Damit erweist sich die Argumentation des Rekursgerichtes, schon die unstrittigen Einkünfte des Vaters von monatlich S 29.630 rechtfertigten monatliche Unterhaltszahlungen von je S 5.000, weshalb eine Herabsetzung nicht in Betracht komme, als verfehlt. Tatsächlich ist, wie bereits gesagt, im Hinblick auf den Antragsrahmen von einem maximalen Gesamtunterhalt von S 5.660 pro Kind auszugehen. Es zeigt sich daher, daß das Erstgericht einerseits diesen Rahmen unzulässigerweise überschritten hat, andererseits das Rekursgericht sich demnach mit den einzelnen Argumenten auseinanderzusetzen gehabt hätte, mit denen der Vater eine Herabsetzung des Gesamtunterhalts von je S 5.660 pro Kind anstrebt. Allein auf die Frage der Höhe der anzurechnenden Naturalleistungen muß nicht mehr eingegangen werden, da die Festsetzung mit je S 900 pro Monat durch die Vorinstanzen unbekämpft blieb.

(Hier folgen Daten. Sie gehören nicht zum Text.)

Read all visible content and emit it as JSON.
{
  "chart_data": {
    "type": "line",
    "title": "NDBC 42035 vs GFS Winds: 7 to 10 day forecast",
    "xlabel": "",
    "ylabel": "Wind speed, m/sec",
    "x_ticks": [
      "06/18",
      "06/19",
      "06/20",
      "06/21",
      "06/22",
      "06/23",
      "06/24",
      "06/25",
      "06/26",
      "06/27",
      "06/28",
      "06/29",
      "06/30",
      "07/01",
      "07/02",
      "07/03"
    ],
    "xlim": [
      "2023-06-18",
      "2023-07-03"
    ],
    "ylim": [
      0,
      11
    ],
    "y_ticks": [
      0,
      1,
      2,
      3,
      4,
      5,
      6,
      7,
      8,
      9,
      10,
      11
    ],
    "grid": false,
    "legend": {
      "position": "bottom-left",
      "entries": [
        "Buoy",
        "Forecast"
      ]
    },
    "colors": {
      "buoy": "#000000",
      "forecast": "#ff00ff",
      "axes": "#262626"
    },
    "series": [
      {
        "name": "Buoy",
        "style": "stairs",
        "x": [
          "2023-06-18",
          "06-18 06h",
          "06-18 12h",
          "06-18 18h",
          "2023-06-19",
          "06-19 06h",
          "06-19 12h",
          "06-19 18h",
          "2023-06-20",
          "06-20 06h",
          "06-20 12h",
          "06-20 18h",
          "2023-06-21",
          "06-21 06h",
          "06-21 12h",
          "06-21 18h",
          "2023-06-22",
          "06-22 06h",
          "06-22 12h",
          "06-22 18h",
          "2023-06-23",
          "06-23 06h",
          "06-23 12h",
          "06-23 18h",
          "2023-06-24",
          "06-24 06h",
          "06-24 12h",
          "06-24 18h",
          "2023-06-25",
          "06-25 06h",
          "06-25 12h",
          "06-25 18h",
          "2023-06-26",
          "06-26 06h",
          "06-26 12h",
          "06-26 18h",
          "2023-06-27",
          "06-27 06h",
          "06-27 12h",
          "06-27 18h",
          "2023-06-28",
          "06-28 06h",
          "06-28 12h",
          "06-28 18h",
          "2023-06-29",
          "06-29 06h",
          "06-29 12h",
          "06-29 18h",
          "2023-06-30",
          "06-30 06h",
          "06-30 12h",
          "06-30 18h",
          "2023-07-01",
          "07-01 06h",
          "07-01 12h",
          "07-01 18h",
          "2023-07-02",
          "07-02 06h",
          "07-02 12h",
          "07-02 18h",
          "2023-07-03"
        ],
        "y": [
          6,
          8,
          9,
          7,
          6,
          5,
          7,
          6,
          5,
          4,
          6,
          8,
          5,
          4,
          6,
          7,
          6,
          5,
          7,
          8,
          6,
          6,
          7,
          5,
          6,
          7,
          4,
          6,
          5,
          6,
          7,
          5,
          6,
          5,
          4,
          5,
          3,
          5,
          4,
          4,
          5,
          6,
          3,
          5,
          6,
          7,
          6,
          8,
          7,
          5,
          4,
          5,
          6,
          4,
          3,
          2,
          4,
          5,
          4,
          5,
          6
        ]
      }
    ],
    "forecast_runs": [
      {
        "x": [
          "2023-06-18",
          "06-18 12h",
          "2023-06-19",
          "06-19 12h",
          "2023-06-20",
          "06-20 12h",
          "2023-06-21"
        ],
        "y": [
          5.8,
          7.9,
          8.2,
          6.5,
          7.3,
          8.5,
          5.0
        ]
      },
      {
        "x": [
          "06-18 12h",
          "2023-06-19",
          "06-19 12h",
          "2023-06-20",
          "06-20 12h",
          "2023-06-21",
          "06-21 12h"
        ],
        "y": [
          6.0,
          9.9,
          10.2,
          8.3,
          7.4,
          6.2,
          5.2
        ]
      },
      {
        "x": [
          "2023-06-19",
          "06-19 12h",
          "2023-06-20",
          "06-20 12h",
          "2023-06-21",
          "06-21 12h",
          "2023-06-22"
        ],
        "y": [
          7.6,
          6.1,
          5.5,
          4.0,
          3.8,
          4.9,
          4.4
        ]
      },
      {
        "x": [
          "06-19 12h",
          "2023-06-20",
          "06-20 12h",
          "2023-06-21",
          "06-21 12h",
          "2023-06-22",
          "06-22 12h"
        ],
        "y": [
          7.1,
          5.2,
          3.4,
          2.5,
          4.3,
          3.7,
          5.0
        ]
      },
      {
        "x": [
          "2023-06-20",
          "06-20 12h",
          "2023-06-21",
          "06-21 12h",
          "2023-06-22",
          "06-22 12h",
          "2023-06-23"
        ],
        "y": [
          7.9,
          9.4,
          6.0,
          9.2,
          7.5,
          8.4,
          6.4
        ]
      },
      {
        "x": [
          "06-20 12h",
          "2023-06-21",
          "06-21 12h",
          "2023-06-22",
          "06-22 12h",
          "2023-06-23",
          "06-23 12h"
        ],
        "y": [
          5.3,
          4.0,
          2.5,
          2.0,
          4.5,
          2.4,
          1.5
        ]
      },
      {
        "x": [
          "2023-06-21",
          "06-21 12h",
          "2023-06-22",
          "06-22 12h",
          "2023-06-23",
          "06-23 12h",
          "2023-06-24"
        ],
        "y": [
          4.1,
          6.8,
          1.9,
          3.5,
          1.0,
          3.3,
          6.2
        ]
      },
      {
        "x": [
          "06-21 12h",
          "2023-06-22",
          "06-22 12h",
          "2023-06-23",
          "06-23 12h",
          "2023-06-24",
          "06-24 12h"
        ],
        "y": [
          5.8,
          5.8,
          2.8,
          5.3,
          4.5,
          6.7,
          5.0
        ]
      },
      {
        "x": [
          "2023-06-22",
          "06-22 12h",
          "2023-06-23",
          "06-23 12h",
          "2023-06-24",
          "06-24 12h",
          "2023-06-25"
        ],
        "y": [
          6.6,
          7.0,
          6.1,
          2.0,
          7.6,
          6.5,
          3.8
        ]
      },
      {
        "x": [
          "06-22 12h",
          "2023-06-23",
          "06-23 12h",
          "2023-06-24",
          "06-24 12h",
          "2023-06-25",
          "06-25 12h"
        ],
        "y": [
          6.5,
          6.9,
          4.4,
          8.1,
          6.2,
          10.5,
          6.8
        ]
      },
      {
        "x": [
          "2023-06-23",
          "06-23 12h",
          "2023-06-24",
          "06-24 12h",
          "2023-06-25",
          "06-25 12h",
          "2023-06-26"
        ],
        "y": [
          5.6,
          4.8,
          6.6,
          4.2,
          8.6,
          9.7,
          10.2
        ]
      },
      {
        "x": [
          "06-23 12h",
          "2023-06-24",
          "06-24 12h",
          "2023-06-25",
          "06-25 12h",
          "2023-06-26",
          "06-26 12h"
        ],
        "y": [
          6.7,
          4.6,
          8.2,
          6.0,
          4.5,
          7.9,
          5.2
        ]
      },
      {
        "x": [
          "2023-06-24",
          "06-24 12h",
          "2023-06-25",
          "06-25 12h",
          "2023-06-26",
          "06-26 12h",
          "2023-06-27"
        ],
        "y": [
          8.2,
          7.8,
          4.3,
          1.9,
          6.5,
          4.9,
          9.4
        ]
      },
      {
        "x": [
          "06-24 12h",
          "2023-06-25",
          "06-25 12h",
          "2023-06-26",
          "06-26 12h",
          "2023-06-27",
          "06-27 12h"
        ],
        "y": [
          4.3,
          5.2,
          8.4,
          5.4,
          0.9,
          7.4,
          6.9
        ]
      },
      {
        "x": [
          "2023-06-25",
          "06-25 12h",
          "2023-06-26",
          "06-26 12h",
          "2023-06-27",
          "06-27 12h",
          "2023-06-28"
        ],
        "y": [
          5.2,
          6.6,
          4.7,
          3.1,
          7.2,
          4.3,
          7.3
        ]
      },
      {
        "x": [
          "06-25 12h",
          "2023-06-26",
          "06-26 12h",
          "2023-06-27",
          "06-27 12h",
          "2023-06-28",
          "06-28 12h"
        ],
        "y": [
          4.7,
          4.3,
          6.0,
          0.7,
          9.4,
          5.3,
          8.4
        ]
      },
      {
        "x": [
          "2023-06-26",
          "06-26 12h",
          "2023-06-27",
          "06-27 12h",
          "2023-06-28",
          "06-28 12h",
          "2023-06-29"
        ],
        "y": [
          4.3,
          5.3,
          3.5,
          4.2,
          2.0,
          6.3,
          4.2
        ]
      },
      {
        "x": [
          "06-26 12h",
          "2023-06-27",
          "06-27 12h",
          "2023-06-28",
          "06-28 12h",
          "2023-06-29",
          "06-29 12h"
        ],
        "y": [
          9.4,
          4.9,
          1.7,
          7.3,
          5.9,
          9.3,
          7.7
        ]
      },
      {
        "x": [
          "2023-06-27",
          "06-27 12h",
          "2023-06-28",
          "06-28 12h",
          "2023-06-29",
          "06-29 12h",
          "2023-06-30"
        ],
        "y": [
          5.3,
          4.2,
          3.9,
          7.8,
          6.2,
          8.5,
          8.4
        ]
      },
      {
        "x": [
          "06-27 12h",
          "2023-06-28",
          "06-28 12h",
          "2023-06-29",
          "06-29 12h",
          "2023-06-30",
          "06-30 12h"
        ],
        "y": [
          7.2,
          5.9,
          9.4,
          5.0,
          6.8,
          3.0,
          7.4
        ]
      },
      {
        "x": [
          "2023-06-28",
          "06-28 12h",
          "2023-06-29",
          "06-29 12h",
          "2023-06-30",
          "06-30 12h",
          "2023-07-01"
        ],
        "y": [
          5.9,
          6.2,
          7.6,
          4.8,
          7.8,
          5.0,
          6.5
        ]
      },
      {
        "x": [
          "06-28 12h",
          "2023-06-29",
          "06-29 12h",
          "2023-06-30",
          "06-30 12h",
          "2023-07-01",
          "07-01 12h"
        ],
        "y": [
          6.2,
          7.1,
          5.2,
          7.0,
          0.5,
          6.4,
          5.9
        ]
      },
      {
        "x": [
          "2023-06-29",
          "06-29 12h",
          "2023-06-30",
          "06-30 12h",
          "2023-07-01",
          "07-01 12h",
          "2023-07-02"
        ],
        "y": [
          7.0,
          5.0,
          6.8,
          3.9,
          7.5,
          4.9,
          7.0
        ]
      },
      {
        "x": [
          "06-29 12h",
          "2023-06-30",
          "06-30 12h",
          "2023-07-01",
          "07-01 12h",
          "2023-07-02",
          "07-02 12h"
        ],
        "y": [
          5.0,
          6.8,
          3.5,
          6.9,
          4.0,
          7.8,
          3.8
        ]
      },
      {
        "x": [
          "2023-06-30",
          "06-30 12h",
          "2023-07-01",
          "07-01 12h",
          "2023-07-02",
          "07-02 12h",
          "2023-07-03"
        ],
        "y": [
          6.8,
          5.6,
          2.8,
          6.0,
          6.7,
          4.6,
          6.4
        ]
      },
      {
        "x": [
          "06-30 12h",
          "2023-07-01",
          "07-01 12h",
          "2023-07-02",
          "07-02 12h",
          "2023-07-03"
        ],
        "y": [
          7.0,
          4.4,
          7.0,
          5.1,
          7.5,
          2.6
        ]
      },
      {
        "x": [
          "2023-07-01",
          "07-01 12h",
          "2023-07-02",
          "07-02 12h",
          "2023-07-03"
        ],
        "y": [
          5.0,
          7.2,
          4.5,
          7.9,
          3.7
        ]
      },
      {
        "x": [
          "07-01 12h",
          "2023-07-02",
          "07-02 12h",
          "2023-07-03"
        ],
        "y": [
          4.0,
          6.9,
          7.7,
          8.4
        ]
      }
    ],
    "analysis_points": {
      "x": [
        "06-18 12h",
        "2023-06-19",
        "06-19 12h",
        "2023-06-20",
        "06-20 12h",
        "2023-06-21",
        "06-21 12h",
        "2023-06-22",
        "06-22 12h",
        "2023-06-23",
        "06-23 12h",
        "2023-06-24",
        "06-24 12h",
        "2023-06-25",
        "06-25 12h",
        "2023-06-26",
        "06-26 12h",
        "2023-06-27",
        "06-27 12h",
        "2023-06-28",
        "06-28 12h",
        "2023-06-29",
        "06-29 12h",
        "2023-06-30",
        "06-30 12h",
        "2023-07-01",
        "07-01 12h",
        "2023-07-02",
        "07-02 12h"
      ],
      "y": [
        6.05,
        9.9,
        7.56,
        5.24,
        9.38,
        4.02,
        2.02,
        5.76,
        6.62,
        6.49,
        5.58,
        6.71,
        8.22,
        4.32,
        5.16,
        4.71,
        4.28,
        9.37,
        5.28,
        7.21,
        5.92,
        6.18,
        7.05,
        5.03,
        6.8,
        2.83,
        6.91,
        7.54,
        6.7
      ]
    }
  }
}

Das Rekursgericht wird im fortzusetzenden Verfahren daher auf die einzelnen, die Höhe des Gesamtunterhalts betreffenden Argumente des Rekurses einzugehen haben.

Zu II.)

Der Vater wendet sich mit an das Rekursgericht gerichtetem Schriftsatz vom 8. 7. 1999 erkennbar gegen die Entscheidung des Rekursgerichtes, den Revisionsrekurs doch zuzulassen. Darüber wurde vom Rekursgericht nicht entschieden. Da nach § 13 Abs 4 AußStrG Aussprüche nach § 13 Abs 1 Z 2 AußStrG unanfechtbar sind, war die als Rekurs aufzufassende Eingabe des Vaters spruchgemäß zurückzuweisen.